So hat er auch die Literatur durchforstet, von der Bibel über die griechische Mythologie bis hin zu seinen Zeitgenossen. Und er hat sich seinen Vers darauf gemacht, gescheit, respektlos, angriffslustig. Er war, wie er die Kapitel einer seiner Gedichtsammlungen ordnete – lieblich, persönlich, natürlich, künstlich, lässlich, beweglich, alltäglich, endlich, herzlich.

Das Berliner Ensemble hat Robert Gernhardt jetzt einen Abend gewidmet: „Gespräche mit dem Engel“. Im Pavillon, auf einer weißen, silbrig glänzenden Schräge, spielen, musizieren und singen sechs in strenges Schwarz gekleidete Schauspieler – drei Frauen, drei Männer. Sie werden zu Stellvertretern aller menschlichen Bemühungen, sich dem Dasein zu stellen und es zu meistern.
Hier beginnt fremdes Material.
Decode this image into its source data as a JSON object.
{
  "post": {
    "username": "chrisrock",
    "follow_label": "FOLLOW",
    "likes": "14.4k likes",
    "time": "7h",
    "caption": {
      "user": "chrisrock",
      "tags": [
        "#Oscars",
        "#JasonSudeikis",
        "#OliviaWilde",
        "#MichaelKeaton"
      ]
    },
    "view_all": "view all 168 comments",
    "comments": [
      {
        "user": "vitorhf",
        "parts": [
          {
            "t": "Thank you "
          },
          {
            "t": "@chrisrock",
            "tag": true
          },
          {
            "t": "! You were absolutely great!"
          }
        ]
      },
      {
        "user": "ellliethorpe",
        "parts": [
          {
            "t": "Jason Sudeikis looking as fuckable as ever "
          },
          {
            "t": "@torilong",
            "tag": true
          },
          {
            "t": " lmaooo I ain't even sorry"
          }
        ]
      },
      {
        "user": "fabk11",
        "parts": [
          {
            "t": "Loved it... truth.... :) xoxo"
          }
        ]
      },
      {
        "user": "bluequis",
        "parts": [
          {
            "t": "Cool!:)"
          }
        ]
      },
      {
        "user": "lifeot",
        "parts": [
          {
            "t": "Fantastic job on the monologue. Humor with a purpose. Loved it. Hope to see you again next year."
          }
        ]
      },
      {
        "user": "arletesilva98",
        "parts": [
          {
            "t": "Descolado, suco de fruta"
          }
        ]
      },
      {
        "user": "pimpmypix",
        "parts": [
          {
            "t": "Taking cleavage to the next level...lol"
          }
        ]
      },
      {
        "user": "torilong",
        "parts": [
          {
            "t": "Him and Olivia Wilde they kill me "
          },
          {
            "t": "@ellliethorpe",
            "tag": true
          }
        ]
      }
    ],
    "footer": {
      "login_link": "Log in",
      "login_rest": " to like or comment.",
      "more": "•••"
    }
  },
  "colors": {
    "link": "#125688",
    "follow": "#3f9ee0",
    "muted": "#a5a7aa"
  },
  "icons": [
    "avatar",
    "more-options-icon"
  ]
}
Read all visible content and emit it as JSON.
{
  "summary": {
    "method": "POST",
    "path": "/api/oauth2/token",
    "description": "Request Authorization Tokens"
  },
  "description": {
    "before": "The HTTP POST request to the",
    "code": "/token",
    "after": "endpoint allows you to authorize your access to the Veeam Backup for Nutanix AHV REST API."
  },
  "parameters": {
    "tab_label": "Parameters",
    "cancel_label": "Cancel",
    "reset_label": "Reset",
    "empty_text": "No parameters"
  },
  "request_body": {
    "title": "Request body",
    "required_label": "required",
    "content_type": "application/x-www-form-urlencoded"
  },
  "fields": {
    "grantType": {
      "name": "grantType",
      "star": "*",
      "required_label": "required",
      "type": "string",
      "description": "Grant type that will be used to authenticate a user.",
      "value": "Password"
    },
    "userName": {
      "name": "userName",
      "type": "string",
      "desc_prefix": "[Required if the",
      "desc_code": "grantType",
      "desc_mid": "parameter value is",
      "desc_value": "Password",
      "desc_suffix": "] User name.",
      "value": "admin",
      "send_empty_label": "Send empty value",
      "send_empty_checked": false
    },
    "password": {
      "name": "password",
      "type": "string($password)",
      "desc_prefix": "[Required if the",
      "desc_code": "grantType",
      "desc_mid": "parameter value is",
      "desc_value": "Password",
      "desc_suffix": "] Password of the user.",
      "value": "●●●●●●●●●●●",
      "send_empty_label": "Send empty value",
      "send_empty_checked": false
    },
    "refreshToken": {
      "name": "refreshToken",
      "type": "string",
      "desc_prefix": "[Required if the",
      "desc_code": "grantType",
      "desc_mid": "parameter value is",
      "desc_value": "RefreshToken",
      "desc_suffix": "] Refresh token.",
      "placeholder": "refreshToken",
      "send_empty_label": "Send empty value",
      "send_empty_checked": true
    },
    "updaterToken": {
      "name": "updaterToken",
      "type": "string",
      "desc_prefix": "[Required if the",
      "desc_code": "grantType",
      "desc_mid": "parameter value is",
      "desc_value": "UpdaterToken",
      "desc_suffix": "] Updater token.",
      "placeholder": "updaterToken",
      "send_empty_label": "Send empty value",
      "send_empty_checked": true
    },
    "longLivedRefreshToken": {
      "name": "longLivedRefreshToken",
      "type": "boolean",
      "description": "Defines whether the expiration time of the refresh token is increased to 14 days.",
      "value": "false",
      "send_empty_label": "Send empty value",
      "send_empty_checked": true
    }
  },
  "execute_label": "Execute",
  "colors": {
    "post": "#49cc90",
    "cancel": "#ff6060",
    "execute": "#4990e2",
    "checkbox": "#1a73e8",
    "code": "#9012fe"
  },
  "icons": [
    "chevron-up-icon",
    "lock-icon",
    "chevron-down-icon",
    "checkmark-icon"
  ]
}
Jutta Ferbers hat den Raum entworfen, die Texte zusammengestellt und das Spiel inszeniert. Dem Heiteren, dem Nachdenklichen gibt sie Gewicht, lädt die Komödianten ein, mit deutlicher, fast ein wenig ruppiger Gestik ans Licht zu holen, in Bewegung zu bringen, was Gernhardts Poetik ausmacht – die Umschläge von Zärtlichkeit in Sarkasmus, von Ironie in Bitterkeit, von parodistischer Lust in grüblerischen Ernst.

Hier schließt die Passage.